Sergey Nivens - Fotolia
Disaster recovery planning is one of the most important -- and toughest -- responsibilities of storage managers today. And, as the ability to get precious data, applications and servers up and running quickly after a major outage or interruption is essential to business success, it is fortunate most organizations take the many factors involved in developing and implementing a solid business disaster recovery plan seriously.
Forty-one percent of respondents are only concerned with protecting their mission-critical apps, but more than a quarter (26%) don't take any chances and include all company applications in their business disaster recovery plan, while a substantial number (67%) do so for, at minimum, mission-critical software. In terms of data, a little more than a third of respondents said they would need to quickly recover less than 10 TB of data, while 24% bumped that number up to 10 TB to 49 TB. Eleven percent answered 50 TB to 99 TB, and the remainder chose between 100 TB to a remarkable 10 petabytes or more, at various single-digit percentage levels -- including 7% who have the herculean task of recovering 1 PB or more of data.
Although a significant number of companies only have to plan on recovering applications and data from a single location or data center, a majority must do so for multiple physical locations (60%) and data centers (51%).
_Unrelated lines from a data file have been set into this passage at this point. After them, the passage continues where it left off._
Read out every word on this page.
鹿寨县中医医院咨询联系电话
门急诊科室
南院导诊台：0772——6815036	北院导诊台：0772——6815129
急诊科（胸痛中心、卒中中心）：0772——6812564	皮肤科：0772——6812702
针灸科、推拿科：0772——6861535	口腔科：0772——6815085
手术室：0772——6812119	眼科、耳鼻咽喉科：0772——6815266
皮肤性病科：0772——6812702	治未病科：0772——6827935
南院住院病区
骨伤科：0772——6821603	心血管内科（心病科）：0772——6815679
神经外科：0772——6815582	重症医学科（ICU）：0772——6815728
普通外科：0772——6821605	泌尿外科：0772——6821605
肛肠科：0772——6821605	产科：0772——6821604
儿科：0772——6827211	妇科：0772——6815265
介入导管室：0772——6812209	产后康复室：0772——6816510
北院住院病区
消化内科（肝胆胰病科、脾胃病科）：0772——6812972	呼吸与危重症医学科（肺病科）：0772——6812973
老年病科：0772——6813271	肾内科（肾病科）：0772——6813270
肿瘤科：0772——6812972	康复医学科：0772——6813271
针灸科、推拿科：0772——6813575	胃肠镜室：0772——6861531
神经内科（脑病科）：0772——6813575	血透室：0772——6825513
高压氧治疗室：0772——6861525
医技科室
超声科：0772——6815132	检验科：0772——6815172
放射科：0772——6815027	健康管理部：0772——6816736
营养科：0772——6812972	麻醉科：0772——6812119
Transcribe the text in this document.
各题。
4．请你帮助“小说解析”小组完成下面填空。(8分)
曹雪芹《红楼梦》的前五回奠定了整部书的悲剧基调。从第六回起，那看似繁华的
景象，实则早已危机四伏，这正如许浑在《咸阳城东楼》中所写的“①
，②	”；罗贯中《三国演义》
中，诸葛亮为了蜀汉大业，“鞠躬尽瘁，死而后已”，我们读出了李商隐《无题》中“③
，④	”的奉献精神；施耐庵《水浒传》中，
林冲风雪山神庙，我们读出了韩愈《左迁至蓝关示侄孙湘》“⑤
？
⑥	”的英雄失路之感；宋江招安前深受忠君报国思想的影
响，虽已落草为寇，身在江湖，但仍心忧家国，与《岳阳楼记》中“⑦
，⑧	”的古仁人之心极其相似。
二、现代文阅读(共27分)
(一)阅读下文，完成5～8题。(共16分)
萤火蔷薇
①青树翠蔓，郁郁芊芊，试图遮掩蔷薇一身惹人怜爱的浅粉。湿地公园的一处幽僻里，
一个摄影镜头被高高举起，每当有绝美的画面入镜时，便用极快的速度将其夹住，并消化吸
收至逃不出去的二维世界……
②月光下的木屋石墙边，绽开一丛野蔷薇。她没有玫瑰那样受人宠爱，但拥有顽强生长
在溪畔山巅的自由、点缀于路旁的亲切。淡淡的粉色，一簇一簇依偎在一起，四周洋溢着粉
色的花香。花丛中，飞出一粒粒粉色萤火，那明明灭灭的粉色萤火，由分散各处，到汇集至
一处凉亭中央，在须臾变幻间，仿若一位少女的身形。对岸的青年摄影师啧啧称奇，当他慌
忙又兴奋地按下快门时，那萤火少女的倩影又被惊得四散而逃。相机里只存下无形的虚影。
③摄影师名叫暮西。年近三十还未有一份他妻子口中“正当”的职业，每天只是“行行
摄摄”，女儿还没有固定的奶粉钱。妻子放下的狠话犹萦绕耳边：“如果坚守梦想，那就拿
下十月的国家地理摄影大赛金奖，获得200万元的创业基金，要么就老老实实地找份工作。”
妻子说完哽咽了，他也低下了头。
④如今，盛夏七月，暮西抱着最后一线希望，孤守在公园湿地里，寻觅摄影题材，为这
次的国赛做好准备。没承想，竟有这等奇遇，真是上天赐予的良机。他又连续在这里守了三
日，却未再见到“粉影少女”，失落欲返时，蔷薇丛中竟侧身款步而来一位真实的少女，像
Gauging the scope of a disaster recovery (DR) effort by number of servers, more than two-thirds intend to duplicate processes, data and applications running on up to 99 physical or virtual servers, while 13% and 21%, respectively, need to do so at the 100 to 499 server level. A very small -- and unlucky -- percentage (2%) of respondents have to protect more than 5,000 virtual servers with their business disaster recovery plan.
With much in the way of data, applications, locations and data centers to consider, it's a good thing a majority of those surveyed (72%) have confidence in their DR plan. Most aren't so overconfident that they don't test their business disaster recovery plan, however. Nearly half (43%) do so once a year, while a little more than a third (35%) put their plan through its paces multiple times per annum.
Unfortunately, this leaves 22% that do not test their business disaster recovery plan regularly at all. That's a surprisingly high number considering how easy it is to test a plan using cloud DR. Testing is a small price to pay considering the grief they'll face -- and the negative effect it'll have on business -- should the company have to put its DR plan into effect, only to find it doesn't work properly, if at all.
The top five features respondents find most critical when evaluating DR products and services are compatibility with virtual servers, scalability, compatibility with existing backup and storage infrastructure, ease of use, capacity, and autonomy and the ability to control your own data, in that order. Interestingly, only 34% included disaster recovery as a service (DRaaS) as part of their DR planning. This is somewhat surprising considering DRaaS is the hottest thing in disaster recovery nowadays.